In primary care, the aim is to get as close as possible to covering 100% of available data.

So far CPRD has achieved 8-9% coverage, but a joint programme with the NIHR’s Primary Care Research Network could add another 20% of coverage by recruiting some 2,000 general practices to contribute their data directly to CPRD.

A letter to this effect went out to general practices in mid- to late-August and CPRD is now talking to practice managers. 

Data anonymisation

Parkinson also underlines CPRD’s “powerful” data-stewardship model, which already meets the recommendations on information governance in the health and care systems made by the second Caldicott-review report in April 2013.

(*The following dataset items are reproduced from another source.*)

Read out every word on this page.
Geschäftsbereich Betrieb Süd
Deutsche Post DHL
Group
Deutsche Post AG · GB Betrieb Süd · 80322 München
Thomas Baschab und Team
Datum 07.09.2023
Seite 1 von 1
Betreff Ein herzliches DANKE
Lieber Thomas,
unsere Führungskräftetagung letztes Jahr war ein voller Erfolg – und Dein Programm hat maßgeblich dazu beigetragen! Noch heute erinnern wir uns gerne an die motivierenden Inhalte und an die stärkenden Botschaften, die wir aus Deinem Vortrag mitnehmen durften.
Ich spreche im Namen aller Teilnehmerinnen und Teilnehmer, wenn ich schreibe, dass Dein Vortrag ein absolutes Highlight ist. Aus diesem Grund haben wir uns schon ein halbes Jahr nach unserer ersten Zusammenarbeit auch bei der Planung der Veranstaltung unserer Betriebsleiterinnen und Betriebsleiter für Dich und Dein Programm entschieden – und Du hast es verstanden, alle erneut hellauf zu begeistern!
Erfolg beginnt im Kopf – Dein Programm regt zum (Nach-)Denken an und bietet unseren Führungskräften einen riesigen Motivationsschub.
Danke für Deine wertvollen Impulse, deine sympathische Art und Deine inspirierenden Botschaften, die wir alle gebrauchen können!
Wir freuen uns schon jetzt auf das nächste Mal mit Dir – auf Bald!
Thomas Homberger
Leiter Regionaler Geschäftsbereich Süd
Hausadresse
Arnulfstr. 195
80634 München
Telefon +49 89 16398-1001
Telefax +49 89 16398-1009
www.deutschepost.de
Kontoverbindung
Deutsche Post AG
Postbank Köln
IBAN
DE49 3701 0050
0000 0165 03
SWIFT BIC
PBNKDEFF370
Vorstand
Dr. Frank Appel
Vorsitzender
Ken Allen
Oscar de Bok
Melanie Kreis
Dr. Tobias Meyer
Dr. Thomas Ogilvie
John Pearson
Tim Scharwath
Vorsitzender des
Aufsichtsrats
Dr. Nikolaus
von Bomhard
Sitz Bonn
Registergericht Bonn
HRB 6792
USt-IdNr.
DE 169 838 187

For example, participating general practices are given a unique embedded patient key and practice ID. The patient identifier and practice number are then encrypted for a second time before the data are made available to researchers via the CPRD.  

Patient consent

CPRD has also trodden carefully with patient-consent issues. Technically and legally, if the data are anonymised there is no need to seek patient consent for their use, Parkinson observes.

Nonetheless, CPRD promotes a patient opt-out system for anonymised practice data through a joint poster and leaflet campaign with GPs.

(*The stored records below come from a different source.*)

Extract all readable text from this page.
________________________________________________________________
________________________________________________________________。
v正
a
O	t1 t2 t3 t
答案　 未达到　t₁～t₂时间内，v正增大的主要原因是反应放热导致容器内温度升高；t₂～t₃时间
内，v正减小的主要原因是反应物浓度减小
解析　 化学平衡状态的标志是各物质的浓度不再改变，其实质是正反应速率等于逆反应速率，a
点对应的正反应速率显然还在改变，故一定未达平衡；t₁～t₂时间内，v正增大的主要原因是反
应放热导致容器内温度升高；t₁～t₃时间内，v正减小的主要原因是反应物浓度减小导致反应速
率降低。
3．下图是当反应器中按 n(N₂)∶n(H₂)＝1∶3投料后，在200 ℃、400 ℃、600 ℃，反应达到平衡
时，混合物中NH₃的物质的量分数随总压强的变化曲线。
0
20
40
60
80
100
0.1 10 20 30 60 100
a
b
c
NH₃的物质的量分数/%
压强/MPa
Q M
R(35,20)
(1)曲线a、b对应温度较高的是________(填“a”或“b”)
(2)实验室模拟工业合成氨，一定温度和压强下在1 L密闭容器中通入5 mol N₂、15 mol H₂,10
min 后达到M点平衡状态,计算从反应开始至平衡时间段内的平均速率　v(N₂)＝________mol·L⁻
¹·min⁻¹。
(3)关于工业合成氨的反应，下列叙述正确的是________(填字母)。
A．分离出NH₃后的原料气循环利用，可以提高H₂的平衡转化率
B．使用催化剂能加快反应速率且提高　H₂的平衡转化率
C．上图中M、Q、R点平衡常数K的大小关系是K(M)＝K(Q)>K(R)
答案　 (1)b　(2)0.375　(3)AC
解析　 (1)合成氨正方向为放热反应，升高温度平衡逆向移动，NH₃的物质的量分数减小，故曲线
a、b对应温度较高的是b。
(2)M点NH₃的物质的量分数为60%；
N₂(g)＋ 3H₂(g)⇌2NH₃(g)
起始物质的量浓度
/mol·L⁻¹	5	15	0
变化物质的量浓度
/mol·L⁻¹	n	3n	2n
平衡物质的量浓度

It has been doing this for seven years in five million patients, and during that time only just over 1,000 patients have chosen to opt out – a number that should not distort any research findings from the datasets, Parkinson comments.

Often, he adds, patients say they are surprised to find that anonymised practice data are not used more for research.

Personalised medicine

As Parkinson notes, dataset linkage through the CPRD also plays strongly to the growing trend for personalised medicine.

With a patient’s consent, CPRD can add 25 years of prior data to a clinical-trial dataset, adding in patient sub-groups and helping to target high-responsers to therapy. Researchers can then continue to track patients once the trial has ended.

The service is also key to designing and implementing adaptive clinical trials, providing a bridge into real-world settings, “from efficacy into effectiveness”, Parkinson says.